I am trying to subset a df of normalized counts and then make a heatmap using pheatmap() (essentially subsetting the heatmaps), but am running into the NA/NaN/Inf error. Interestingly, I am successfully able to create a heatmap with the non-subsetted normalized counts, but once I subset it, I am unable to generate the heatmap. Below is a snippet of my code. Thanks!
Also, I subsetted the df_normalized_counts_2 (rowxcol = genexsample) by the genes and didn't run into this issue (code for it not shown)
vsd_2 <- vst(dds_2, blind=FALSE) # generating a matrix of values for which variance is constant across range of mean values
df_normalized_counts_2 <- assay(vsd_2)
df_subset_3 <- df_pre_subset[df_pre_subset$condition_and_cellline %in% comparison_3,, drop = FALSE]
subsetted_samples_3 <- rownames(df_subset_3)
subsetted_samples_3
df_normalized_counts_3 <- assay(vsd_2)[,subsetted_samples_3]
options(repr.plot.width=7, repr.plot.height=5)
pheatmap(df_normalized_counts_3.2,
cluster_rows = TRUE, # Cluster rows (genes)
cluster_cols = TRUE, # Cluster columns (samples)
scale = "row", # Scale rows (genes) for better visualization
color = colorRampPalette(c("green", "black", "red"))(100), # Choose a color palette
main = "DEGs Heatmap", # Heatmap title
fontsize = 8) # Adjust fontsize for gene names
It would something like this:
Heatmap non-subsetted:
Heatmap subsetted:
Thank you for your response.
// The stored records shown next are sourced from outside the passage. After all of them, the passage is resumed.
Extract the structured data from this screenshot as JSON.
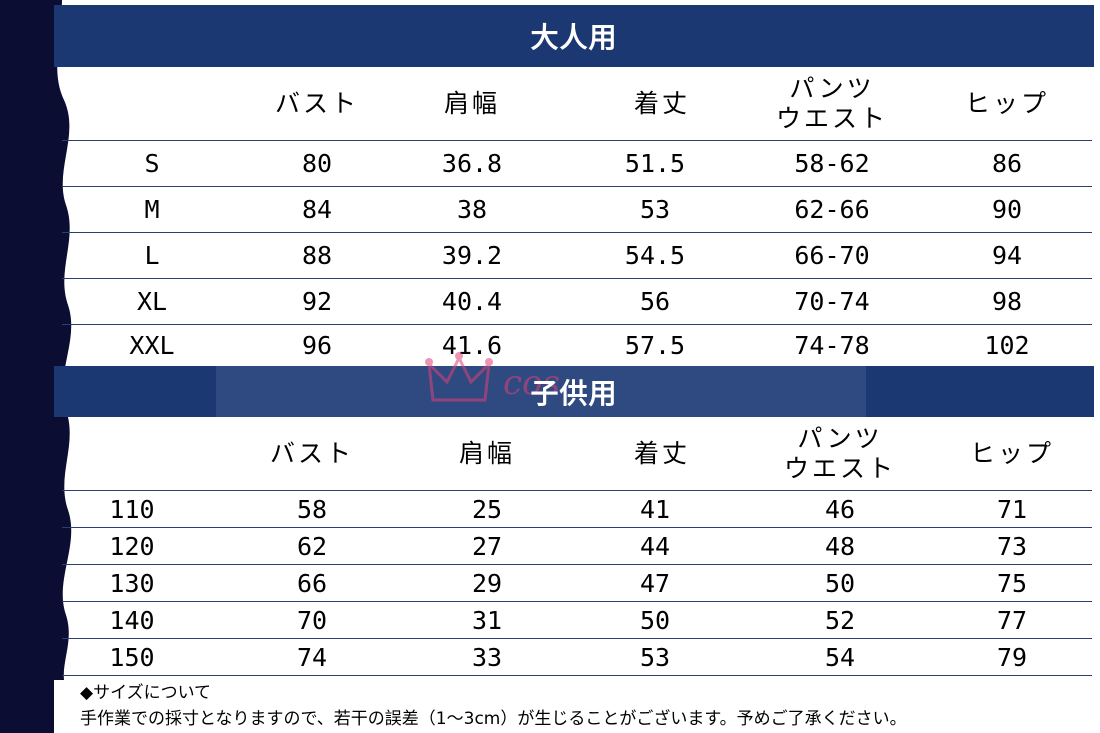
{
  "adult": {
    "title": "大人用",
    "headers": [
      "",
      "バスト",
      "肩幅",
      "着丈",
      "パンツ",
      "ウエスト",
      "ヒップ"
    ],
    "rows": [
      [
        "S",
        "80",
        "36.8",
        "51.5",
        "58-62",
        "86"
      ],
      [
        "M",
        "84",
        "38",
        "53",
        "62-66",
        "90"
      ],
      [
        "L",
        "88",
        "39.2",
        "54.5",
        "66-70",
        "94"
      ],
      [
        "XL",
        "92",
        "40.4",
        "56",
        "70-74",
        "98"
      ],
      [
        "XXL",
        "96",
        "41.6",
        "57.5",
        "74-78",
        "102"
      ]
    ]
  },
  "child": {
    "title": "子供用",
    "headers": [
      "",
      "バスト",
      "肩幅",
      "着丈",
      "パンツ",
      "ウエスト",
      "ヒップ"
    ],
    "rows": [
      [
        "110",
        "58",
        "25",
        "41",
        "46",
        "71"
      ],
      [
        "120",
        "62",
        "27",
        "44",
        "48",
        "73"
      ],
      [
        "130",
        "66",
        "29",
        "47",
        "50",
        "75"
      ],
      [
        "140",
        "70",
        "31",
        "50",
        "52",
        "77"
      ],
      [
        "150",
        "74",
        "33",
        "53",
        "54",
        "79"
      ]
    ]
  },
  "notes": {
    "line1": "◆サイズについて",
    "line2": "手作業での採寸となりますので、若干の誤差（1～3cm）が生じることがございます。予めご了承ください。"
  },
  "watermark": {
    "text": "cos",
    "color": "#e0407a"
  }
}
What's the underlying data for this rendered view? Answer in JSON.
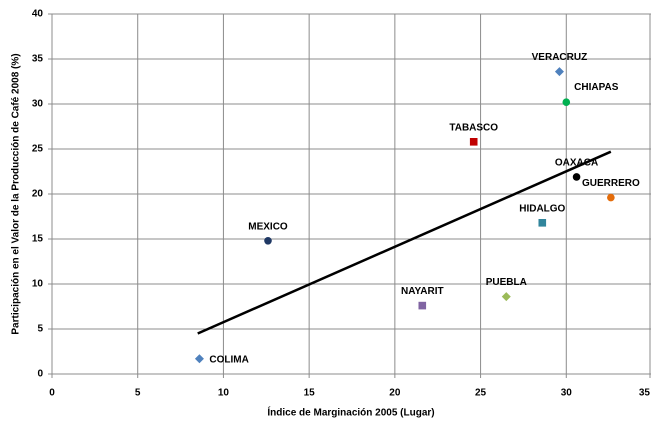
{
  "chart_data": {
    "type": "scatter",
    "xlabel": "Índice de Marginación 2005 (Lugar)",
    "ylabel": "Participación en el Valor de la Producción de Café 2008 (%)",
    "xlim": [
      0,
      35
    ],
    "xticks": [
      0,
      5,
      10,
      15,
      20,
      25,
      30,
      35
    ],
    "ylim": [
      0,
      40
    ],
    "yticks": [
      0,
      5,
      10,
      15,
      20,
      25,
      30,
      35,
      40
    ],
    "grid": true,
    "points": [
      {
        "label": "COLIMA",
        "x": 8.6,
        "y": 1.7,
        "color": "#4f81bd",
        "marker": "diamond"
      },
      {
        "label": "MEXICO",
        "x": 12.6,
        "y": 14.8,
        "color": "#1f3864",
        "marker": "circle"
      },
      {
        "label": "NAYARIT",
        "x": 21.6,
        "y": 7.6,
        "color": "#8064a2",
        "marker": "square"
      },
      {
        "label": "TABASCO",
        "x": 24.6,
        "y": 25.8,
        "color": "#c00000",
        "marker": "square"
      },
      {
        "label": "PUEBLA",
        "x": 26.5,
        "y": 8.6,
        "color": "#9bbb59",
        "marker": "diamond"
      },
      {
        "label": "HIDALGO",
        "x": 28.6,
        "y": 16.8,
        "color": "#31859c",
        "marker": "square"
      },
      {
        "label": "VERACRUZ",
        "x": 29.6,
        "y": 33.6,
        "color": "#4f81bd",
        "marker": "diamond"
      },
      {
        "label": "OAXACA",
        "x": 30.6,
        "y": 21.9,
        "color": "#000000",
        "marker": "circle"
      },
      {
        "label": "CHIAPAS",
        "x": 30.0,
        "y": 30.2,
        "color": "#00b050",
        "marker": "circle"
      },
      {
        "label": "GUERRERO",
        "x": 32.6,
        "y": 19.6,
        "color": "#e46c0a",
        "marker": "circle"
      }
    ],
    "trendline": {
      "x": [
        8.5,
        32.6
      ],
      "values": [
        4.5,
        24.7
      ],
      "color": "#000000"
    }
  }
}
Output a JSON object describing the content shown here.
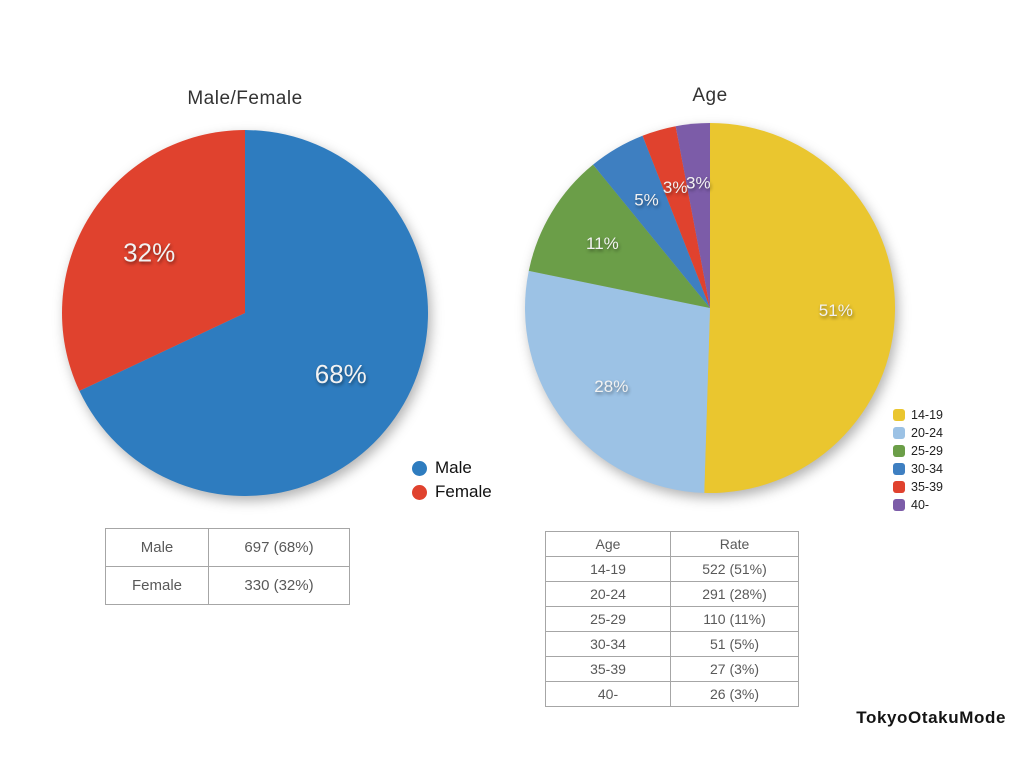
{
  "chart_data": [
    {
      "type": "pie",
      "title": "Male/Female",
      "labels": [
        "Male",
        "Female"
      ],
      "values": [
        68,
        32
      ],
      "value_labels": [
        "68%",
        "32%"
      ],
      "counts": [
        697,
        330
      ],
      "colors": [
        "#2E7CBF",
        "#E0422E"
      ],
      "legend_position": "bottom-right",
      "start_angle": "top",
      "direction": "clockwise"
    },
    {
      "type": "pie",
      "title": "Age",
      "labels": [
        "14-19",
        "20-24",
        "25-29",
        "30-34",
        "35-39",
        "40-"
      ],
      "values": [
        51,
        28,
        11,
        5,
        3,
        3
      ],
      "value_labels": [
        "51%",
        "28%",
        "11%",
        "5%",
        "3%",
        "3%"
      ],
      "counts": [
        522,
        291,
        110,
        51,
        27,
        26
      ],
      "colors": [
        "#EAC62F",
        "#9CC2E5",
        "#6B9E48",
        "#3E7FC1",
        "#E0422E",
        "#7C5CA8"
      ],
      "legend_position": "right",
      "start_angle": "top",
      "direction": "clockwise"
    }
  ],
  "tables": {
    "gender": {
      "rows": [
        [
          "Male",
          "697 (68%)"
        ],
        [
          "Female",
          "330 (32%)"
        ]
      ]
    },
    "age": {
      "headers": [
        "Age",
        "Rate"
      ],
      "rows": [
        [
          "14-19",
          "522 (51%)"
        ],
        [
          "20-24",
          "291 (28%)"
        ],
        [
          "25-29",
          "110 (11%)"
        ],
        [
          "30-34",
          "51 (5%)"
        ],
        [
          "35-39",
          "27 (3%)"
        ],
        [
          "40-",
          "26 (3%)"
        ]
      ]
    }
  },
  "logo_text": "TokyoOtakuMode"
}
To clarify, the process of making a heatmap performs rowscaling so it takes the value - (mean/std). And to resolve this, I subset out the rows that have the same values across (this worked and I'm able to generate the subsetted heatmaps!). However, wouldn't this impact the analysis by removing those genes and bias the interpretation of the heatmap?
Ask yourself the question how a gene that is exactly the same everywhere adds anything to any analysis. Heatmaps usually take DEGs to infer patterns.